Equality in death if not the time of it

New figures out from ONS means that the newspapers have an opportunity to point to the inequality of lifespan in Britain:

A baby born in the North West of England will live on average two years less than a child born in the South East, new Government figures have revealed. The figures give a snapshot of life in Britain today and reveal the divisions between life-expectancy rates for people living in different areas of Britain.

The figures themselves are correct, average life expectancy does vary around the country and across socio-economic classes. But the interpretation put on them is not correct. For no one is measuring the life expectancy of someone born in a particular place. They are measuring the age of death of people in that specific place. The error can be seen in this second story inspired by the same ONS numbers:

Eastbourne has become the first place in the country to boast a population with an average age of more than 70. The Meads district of the famously genteel East Sussex town was identified by the Office for National Statistics as having the oldest residents in England and Wales.

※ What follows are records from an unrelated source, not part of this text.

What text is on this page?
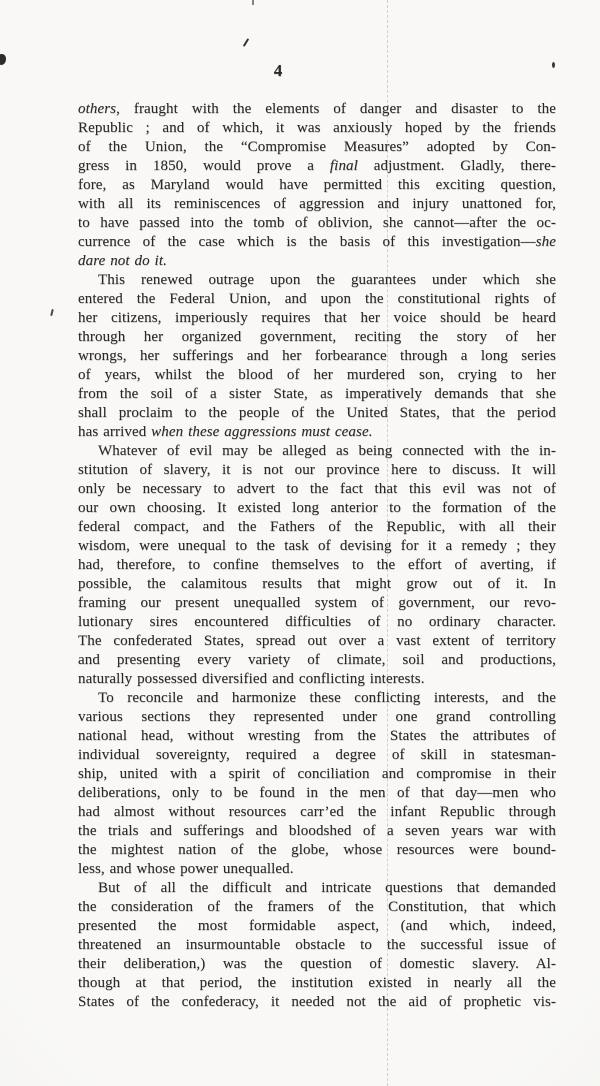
4
others, fraught with the elements of danger and disaster to the
Republic ; and of which, it was anxiously hoped by the friends
of the Union, the “Compromise Measures” adopted by Con-
gress in 1850, would prove a final adjustment. Gladly, there-
fore, as Maryland would have permitted this exciting question,
with all its reminiscences of aggression and injury unattoned for,
to have passed into the tomb of oblivion, she cannot—after the oc-
currence of the case which is the basis of this investigation—she
dare not do it.
This renewed outrage upon the guarantees under which she
entered the Federal Union, and upon the constitutional rights of
her citizens, imperiously requires that her voice should be heard
through her organized government, reciting the story of her
wrongs, her sufferings and her forbearance through a long series
of years, whilst the blood of her murdered son, crying to her
from the soil of a sister State, as imperatively demands that she
shall proclaim to the people of the United States, that the period
has arrived when these aggressions must cease.
Whatever of evil may be alleged as being connected with the in-
stitution of slavery, it is not our province here to discuss. It will
only be necessary to advert to the fact that this evil was not of
our own choosing. It existed long anterior to the formation of the
federal compact, and the Fathers of the Republic, with all their
wisdom, were unequal to the task of devising for it a remedy ; they
had, therefore, to confine themselves to the effort of averting, if
possible, the calamitous results that might grow out of it. In
framing our present unequalled system of government, our revo-
lutionary sires encountered difficulties of no ordinary character.
The confederated States, spread out over a vast extent of territory
and presenting every variety of climate, soil and productions,
naturally possessed diversified and conflicting interests.
To reconcile and harmonize these conflicting interests, and the
various sections they represented under one grand controlling
national head, without wresting from the States the attributes of
individual sovereignty, required a degree of skill in statesman-
ship, united with a spirit of conciliation and compromise in their
deliberations, only to be found in the men of that day—men who
had almost without resources carr’ed the infant Republic through
the trials and sufferings and bloodshed of a seven years war with
the mightest nation of the globe, whose resources were bound-
less, and whose power unequalled.
But of all the difficult and intricate questions that demanded
the consideration of the framers of the Constitution, that which
presented the most formidable aspect, (and which, indeed,
threatened an insurmountable obstacle to the successful issue of
their deliberation,) was the question of domestic slavery. Al-
though at that period, the institution existed in nearly all the
States of the confederacy, it needed not the aid of prophetic vis-
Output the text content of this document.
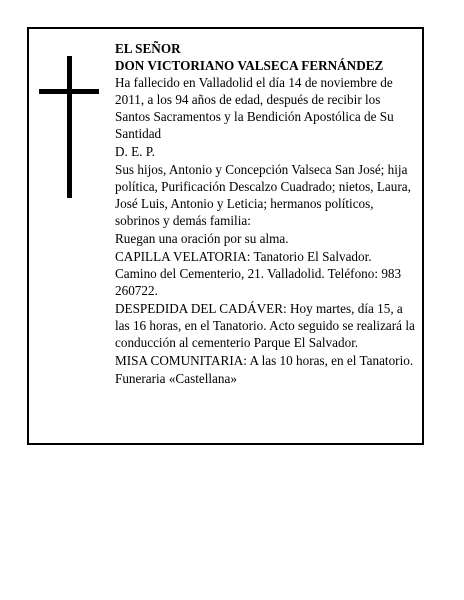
EL SEÑOR

DON VICTORIANO VALSECA FERNÁNDEZ

Ha fallecido en Valladolid el día 14 de noviembre de 2011, a los 94 años de edad, después de recibir los Santos Sacramentos y la Bendición Apostólica de Su Santidad

D. E. P.

Sus hijos, Antonio y Concepción Valseca San José; hija política, Purificación Descalzo Cuadrado; nietos, Laura, José Luis, Antonio y Leticia; hermanos políticos, sobrinos y demás familia:

Ruegan una oración por su alma.

CAPILLA VELATORIA: Tanatorio El Salvador. Camino del Cementerio, 21. Valladolid. Teléfono: 983 260722.

DESPEDIDA DEL CADÁVER: Hoy martes, día 15, a las 16 horas, en el Tanatorio. Acto seguido se realizará la conducción al cementerio Parque El Salvador.

MISA COMUNITARIA: A las 10 horas, en el Tanatorio.

Funeraria «Castellana»
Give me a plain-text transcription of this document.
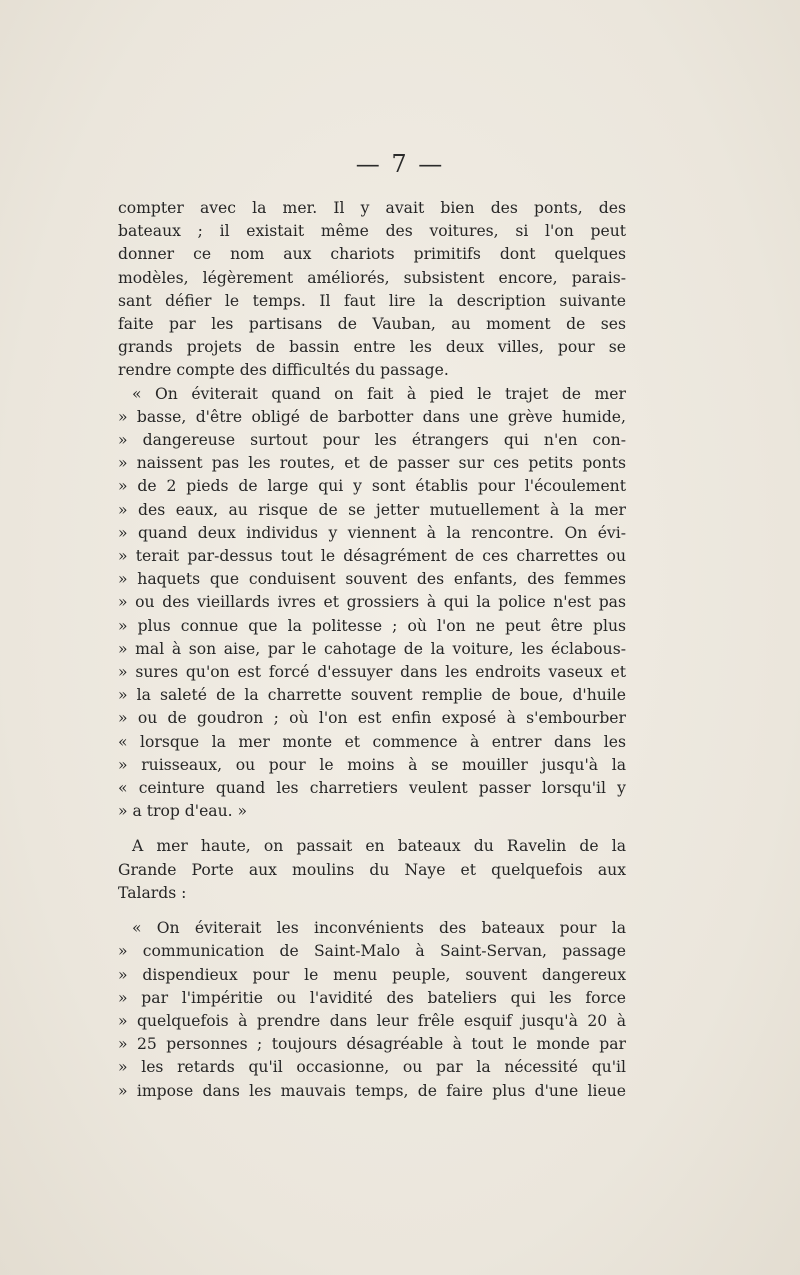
— 7 —
compter avec la mer. Il y avait bien des ponts, des
bateaux ; il existait même des voitures, si l'on peut
donner ce nom aux chariots primitifs dont quelques
modèles, légèrement améliorés, subsistent encore, parais-
sant défier le temps. Il faut lire la description suivante
faite par les partisans de Vauban, au moment de ses
grands projets de bassin entre les deux villes, pour se
rendre compte des difficultés du passage.
« On éviterait quand on fait à pied le trajet de mer
» basse, d'être obligé de barbotter dans une grève humide,
» dangereuse surtout pour les étrangers qui n'en con-
» naissent pas les routes, et de passer sur ces petits ponts
» de 2 pieds de large qui y sont établis pour l'écoulement
» des eaux, au risque de se jetter mutuellement à la mer
» quand deux individus y viennent à la rencontre. On évi-
» terait par-dessus tout le désagrément de ces charrettes ou
» haquets que conduisent souvent des enfants, des femmes
» ou des vieillards ivres et grossiers à qui la police n'est pas
» plus connue que la politesse ; où l'on ne peut être plus
» mal à son aise, par le cahotage de la voiture, les éclabous-
» sures qu'on est forcé d'essuyer dans les endroits vaseux et
» la saleté de la charrette souvent remplie de boue, d'huile
» ou de goudron ; où l'on est enfin exposé à s'embourber
« lorsque la mer monte et commence à entrer dans les
» ruisseaux, ou pour le moins à se mouiller jusqu'à la
« ceinture quand les charretiers veulent passer lorsqu'il y
» a trop d'eau. »
A mer haute, on passait en bateaux du Ravelin de la
Grande Porte aux moulins du Naye et quelquefois aux
Talards :
« On éviterait les inconvénients des bateaux pour la
» communication de Saint-Malo à Saint-Servan, passage
» dispendieux pour le menu peuple, souvent dangereux
» par l'impéritie ou l'avidité des bateliers qui les force
» quelquefois à prendre dans leur frêle esquif jusqu'à 20 à
» 25 personnes ; toujours désagréable à tout le monde par
» les retards qu'il occasionne, ou par la nécessité qu'il
» impose dans les mauvais temps, de faire plus d'une lieue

Named by officials as Eastbourne 012B, the well-heeled area has a population with an average age of 71.1, compared with the national average of 39.7.

We do not believe that all people born in Eastbourne have exceptionally long lives. Quite the contrary, we believe that people who live long enough to move when they retire go to Eastbourne. Which of course means that people who live long enough to move when they retire must move away from some other part of the country, lowering the observed age at death in those places.

A goodly part of the inequality of lifespans is simply that people move around. And we have parts of the country where older people preferentially move to. Thus, inevitably, we end up with concentrations of the long lived in some paces and a relative paucity of them in others.

Try this for an extreme example of the same phenomenon. Measure the average age of death in a children's hospice against that in a home for those with senile dementia. We will see a very great difference in average life span, a vast inequality. One that will tell us absolutely nothing at all about the average life expectancy of those people when they were born nor of the people who were born in the same area.

Geographic measurement of lifespan inequality reflects where people die and at what age, not the potential lifespans of those born in those places: for people do move around.